Soundshapes – In Between Frequencies

Volume I

Janine Jembere, Untitled (from the series Residence Time), 2013

Janine Jembere, Untitled (from the series Residence Time), 2013. Courtesy: the artist

Mon, Wed, Thu, Fri 11:00–19:00
Sat, Sun 10:00–19:00
Tue closed

Free admission

Soundshapes – In Between Frequencies is a project conceived by Julia Grosse and Carolin Köchling. Its first iteration Volume I is presented at the Gropius Bau.

Soundshapes – In Between Frequencies: Volume I activates the two entrances of the Gropius Bau with sound works by Kapwani Kiwanga and Janine Jembere, creating an acoustic connection between the central entrance portal of the neo-Renaissance building and the step-free entrance. Drawing from the potential of porosity, this architectural intervention challenges the monumentality and statics of the building in an attempt to destabilise the divide between interior and exterior.

Janine Jembere: endurance – a sound shower

18 October 2023 to 14 January 2024

Janine Jembere conceived a new work for Soundshapes – In Between Frequencies: Volume I. It consists of phrases that are uplifting, encouraging and empowering, collected by Jembere from friends and colleagues in different languages. This collectively authored, multilingual piece tackles language in its capacity to build relations amongst us, going far beyond one’s individual ability to decipher the meaning of words.
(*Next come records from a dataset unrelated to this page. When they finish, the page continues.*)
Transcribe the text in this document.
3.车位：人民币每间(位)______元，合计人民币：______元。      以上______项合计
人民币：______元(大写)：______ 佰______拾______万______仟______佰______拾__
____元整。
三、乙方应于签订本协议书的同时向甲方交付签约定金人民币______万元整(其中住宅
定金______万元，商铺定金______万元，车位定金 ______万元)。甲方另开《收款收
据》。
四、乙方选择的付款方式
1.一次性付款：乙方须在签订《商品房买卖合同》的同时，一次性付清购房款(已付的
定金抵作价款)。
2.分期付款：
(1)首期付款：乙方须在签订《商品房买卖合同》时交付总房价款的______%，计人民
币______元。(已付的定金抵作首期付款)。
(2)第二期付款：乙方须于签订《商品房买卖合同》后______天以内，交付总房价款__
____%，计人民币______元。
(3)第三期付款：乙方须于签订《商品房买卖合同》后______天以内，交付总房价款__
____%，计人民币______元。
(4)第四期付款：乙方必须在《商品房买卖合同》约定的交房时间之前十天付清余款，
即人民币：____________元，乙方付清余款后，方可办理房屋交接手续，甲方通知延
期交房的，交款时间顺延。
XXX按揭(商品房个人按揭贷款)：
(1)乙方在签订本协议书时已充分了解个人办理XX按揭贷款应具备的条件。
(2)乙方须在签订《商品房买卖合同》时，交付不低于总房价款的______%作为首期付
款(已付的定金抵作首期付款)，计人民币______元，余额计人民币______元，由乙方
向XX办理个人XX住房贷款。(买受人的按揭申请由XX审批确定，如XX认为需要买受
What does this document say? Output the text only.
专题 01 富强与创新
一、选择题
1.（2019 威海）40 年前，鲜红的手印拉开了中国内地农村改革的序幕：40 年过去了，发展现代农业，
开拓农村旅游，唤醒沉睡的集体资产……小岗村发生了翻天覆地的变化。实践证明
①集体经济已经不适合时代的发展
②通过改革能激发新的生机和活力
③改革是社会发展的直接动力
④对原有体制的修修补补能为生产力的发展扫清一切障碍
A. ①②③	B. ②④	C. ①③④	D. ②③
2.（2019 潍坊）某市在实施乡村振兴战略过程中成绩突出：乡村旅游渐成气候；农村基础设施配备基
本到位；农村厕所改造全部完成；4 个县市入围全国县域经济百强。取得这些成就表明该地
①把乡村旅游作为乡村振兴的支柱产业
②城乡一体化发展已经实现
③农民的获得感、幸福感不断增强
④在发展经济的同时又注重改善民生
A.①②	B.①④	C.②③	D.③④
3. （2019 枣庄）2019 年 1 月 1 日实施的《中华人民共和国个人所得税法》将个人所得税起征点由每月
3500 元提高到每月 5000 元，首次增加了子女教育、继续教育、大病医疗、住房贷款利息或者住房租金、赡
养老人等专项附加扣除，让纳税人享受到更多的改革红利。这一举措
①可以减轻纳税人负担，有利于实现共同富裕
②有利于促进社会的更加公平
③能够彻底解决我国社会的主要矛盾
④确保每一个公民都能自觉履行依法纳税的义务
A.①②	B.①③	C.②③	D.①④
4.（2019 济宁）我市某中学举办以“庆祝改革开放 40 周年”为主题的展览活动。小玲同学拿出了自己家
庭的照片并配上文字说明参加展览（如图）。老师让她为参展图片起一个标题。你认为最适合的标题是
Jembere recorded the phrases in her own voice. Although making the effort to pronounce the words appropriately, her pronunciation is broken in many cases. For Jembere, this “broken pronunciation” raises questions around the colonial and imperial domination of language as well as the imbalance between those who speak in their mother tongue and those who speak a language learned later in life.       

Kapwani Kiwanga: 500ft

31 July to 16 October 2023

How does architecture control the physical movement and psychological state of humans? In her sound piece 500ft, Kapwani Kiwanga puts different disciplinary tools of built environments and colonial strategies of separation into relation. Drawing from her research into public institutions such as hospitals, prisons and urban spaces, the artist traces how disciplinary architectures travel and mutate across times and geographies. A recurring motif is the way in which the interior is shaped in response to the exterior in an effort to govern human behaviour and nature. The title of the work refers to the minimum distance between areas designated for the local population and those for European settlers in the French colonies, defined during the International Conference on Colonial Urbanism (Paris, 1931).